Presumably the ErrorID would be Null if the record is normal so the default of this field would need to be set as the NullString because the Null cannot be be one of the key values. Just type two doublequotemarks in the Default property.

gemma-the-husky
03-15-2011, 02:14 AM
Thankyou.. the index part works great
I will only be searching for either number or dates.
Still not sure about the Primary Key if i should have one.
The data i will import is the transaction date of deposit, deposit id number, deposit amount and deposit break-up. The deposits that don't balance will generate a duplicate record of the deposit id and with error id letter. Therefore my main record which is the deposit id is not always unique. Would i then need to create a primary code?


What has been said is that "searching" is a problem.

If you have an index on the search field (eg, the transaction number, or the date) then the system will find the transaction virtually "instantly", based on a unique value.

Searching for a partial match is not so simple. If the index doesn't help, then the database has to search every item for a match(es) - which is the point Galaxiom was making - you don;t want this with millions of items.

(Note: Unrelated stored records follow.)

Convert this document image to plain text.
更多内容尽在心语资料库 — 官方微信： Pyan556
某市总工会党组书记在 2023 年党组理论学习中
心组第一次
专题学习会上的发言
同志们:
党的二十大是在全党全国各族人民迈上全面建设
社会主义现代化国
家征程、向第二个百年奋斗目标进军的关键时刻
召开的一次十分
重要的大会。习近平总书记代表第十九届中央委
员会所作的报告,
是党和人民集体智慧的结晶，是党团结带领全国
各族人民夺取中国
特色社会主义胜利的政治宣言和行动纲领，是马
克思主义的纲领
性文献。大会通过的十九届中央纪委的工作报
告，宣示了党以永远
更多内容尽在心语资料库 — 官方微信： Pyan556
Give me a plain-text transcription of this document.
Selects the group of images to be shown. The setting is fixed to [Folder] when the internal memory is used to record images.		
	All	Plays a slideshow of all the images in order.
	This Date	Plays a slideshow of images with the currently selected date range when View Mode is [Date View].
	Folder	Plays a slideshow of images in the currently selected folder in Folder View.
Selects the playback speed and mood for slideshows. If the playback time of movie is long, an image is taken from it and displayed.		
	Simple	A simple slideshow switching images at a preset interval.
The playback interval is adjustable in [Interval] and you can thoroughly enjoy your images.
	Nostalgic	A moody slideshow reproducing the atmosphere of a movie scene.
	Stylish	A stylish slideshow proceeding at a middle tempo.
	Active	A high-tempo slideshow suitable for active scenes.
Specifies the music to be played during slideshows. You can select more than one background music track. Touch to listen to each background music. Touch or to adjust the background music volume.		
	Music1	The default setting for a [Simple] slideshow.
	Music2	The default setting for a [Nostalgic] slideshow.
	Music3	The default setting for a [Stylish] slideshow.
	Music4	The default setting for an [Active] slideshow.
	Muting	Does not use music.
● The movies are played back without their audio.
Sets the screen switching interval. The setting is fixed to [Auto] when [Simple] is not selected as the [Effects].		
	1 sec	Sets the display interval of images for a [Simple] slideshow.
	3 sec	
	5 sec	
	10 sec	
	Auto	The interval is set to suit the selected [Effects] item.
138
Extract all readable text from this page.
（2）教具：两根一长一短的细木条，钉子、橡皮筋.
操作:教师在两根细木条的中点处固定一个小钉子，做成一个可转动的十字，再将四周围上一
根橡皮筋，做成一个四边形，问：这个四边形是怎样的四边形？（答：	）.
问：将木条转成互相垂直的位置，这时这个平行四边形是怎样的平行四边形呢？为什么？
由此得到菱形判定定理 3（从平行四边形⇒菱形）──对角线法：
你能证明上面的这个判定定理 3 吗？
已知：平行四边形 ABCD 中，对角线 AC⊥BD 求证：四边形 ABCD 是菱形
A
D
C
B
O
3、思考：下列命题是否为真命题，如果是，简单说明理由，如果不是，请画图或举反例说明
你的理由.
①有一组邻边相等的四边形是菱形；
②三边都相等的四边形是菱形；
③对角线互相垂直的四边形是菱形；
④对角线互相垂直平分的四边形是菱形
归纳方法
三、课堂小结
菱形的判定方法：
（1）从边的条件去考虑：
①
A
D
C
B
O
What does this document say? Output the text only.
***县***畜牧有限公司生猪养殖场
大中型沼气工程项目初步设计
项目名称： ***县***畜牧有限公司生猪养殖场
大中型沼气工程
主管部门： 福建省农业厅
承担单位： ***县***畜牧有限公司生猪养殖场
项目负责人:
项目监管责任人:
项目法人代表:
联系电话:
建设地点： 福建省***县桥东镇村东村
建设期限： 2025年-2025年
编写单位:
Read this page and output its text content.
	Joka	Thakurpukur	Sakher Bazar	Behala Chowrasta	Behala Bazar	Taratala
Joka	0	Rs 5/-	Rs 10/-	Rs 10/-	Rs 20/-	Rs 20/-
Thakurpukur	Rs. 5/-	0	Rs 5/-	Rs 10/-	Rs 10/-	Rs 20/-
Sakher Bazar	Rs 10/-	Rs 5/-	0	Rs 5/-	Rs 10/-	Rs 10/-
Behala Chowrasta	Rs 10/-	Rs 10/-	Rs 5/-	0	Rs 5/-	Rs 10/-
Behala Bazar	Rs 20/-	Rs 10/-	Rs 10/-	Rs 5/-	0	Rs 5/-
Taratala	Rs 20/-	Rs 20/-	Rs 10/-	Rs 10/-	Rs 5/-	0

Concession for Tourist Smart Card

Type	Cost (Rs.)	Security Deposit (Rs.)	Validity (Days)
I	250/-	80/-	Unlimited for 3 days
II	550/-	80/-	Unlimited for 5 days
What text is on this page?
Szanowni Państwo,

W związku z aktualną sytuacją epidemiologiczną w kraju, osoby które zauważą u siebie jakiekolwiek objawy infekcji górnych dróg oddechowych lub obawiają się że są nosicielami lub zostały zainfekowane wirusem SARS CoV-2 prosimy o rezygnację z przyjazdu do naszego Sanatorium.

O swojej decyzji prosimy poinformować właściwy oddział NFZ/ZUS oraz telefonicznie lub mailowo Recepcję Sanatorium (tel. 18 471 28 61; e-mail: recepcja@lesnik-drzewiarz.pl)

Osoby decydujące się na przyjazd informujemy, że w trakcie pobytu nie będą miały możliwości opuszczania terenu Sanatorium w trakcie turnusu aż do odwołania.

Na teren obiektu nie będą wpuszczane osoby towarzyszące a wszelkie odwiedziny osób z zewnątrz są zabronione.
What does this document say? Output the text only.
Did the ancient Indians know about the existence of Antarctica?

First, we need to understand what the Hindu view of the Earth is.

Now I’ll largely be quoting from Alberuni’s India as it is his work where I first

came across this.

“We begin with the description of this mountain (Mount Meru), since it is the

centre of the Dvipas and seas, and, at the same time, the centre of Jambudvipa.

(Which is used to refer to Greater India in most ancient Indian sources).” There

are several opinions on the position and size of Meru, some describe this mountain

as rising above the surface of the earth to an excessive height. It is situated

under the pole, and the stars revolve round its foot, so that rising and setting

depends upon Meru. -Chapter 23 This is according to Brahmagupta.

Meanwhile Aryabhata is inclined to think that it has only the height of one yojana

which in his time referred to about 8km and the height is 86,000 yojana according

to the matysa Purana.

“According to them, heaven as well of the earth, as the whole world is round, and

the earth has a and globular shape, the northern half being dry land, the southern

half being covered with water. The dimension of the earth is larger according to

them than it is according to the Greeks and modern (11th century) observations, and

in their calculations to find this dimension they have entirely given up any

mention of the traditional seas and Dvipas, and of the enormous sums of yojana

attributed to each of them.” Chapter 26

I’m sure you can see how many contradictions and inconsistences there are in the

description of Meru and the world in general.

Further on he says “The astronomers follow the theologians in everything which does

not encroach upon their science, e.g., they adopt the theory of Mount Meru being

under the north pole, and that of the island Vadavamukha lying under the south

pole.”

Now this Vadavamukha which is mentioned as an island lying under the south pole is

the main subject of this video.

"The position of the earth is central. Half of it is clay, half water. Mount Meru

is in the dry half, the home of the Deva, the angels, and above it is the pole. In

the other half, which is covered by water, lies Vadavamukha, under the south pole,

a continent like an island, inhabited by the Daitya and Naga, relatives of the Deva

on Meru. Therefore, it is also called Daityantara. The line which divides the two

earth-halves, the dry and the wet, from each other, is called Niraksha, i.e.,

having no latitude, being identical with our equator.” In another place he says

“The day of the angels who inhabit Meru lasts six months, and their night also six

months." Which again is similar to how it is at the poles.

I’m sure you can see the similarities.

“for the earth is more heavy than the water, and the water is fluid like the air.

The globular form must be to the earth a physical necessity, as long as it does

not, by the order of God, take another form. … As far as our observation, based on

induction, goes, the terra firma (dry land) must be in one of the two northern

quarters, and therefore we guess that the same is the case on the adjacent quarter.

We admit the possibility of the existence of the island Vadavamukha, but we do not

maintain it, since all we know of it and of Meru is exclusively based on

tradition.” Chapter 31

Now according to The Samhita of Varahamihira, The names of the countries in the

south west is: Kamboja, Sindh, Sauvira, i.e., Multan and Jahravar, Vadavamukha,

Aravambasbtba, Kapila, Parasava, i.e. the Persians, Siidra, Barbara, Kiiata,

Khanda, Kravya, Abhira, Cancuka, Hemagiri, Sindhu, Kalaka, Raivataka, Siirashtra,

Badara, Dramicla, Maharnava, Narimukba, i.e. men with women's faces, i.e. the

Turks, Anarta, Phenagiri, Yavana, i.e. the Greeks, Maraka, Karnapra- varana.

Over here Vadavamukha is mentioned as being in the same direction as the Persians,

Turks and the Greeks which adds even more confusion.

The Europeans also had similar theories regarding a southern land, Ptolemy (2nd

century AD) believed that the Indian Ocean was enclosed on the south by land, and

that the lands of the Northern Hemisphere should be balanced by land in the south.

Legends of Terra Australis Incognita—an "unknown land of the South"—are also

Consider the date. Given you have at least 20K items every day, then the date on its own isn't going to help much at all - you will have 20K items for that date, and you still need to find the right item within those.

Which is why this is a very difficult database for a beginner to start on, and in a corporate situation it's something where you I would advise you to spend some money getting some professional help to set this up properly. This isn't wasted money - I am sure you will spend far more in your own time floundering with this project.

Take the initial import. You no doubt need a mechanism to find the import file, validate it, check that the data is consistent, report any errors, and then integrate it with the existing data. This is straightforward for someone experienced, but not trivial by any means. It is much easier and more friendly to navigate interactively to the file you want to import, than manually type in the folder and file name.

You also need to get the structure correct, as I have no doubt that you need more than 1 table in your database.

Finally, A primary key is just a normal index, designated as a PK. In access you MUST have a PK to be able to do certain other things.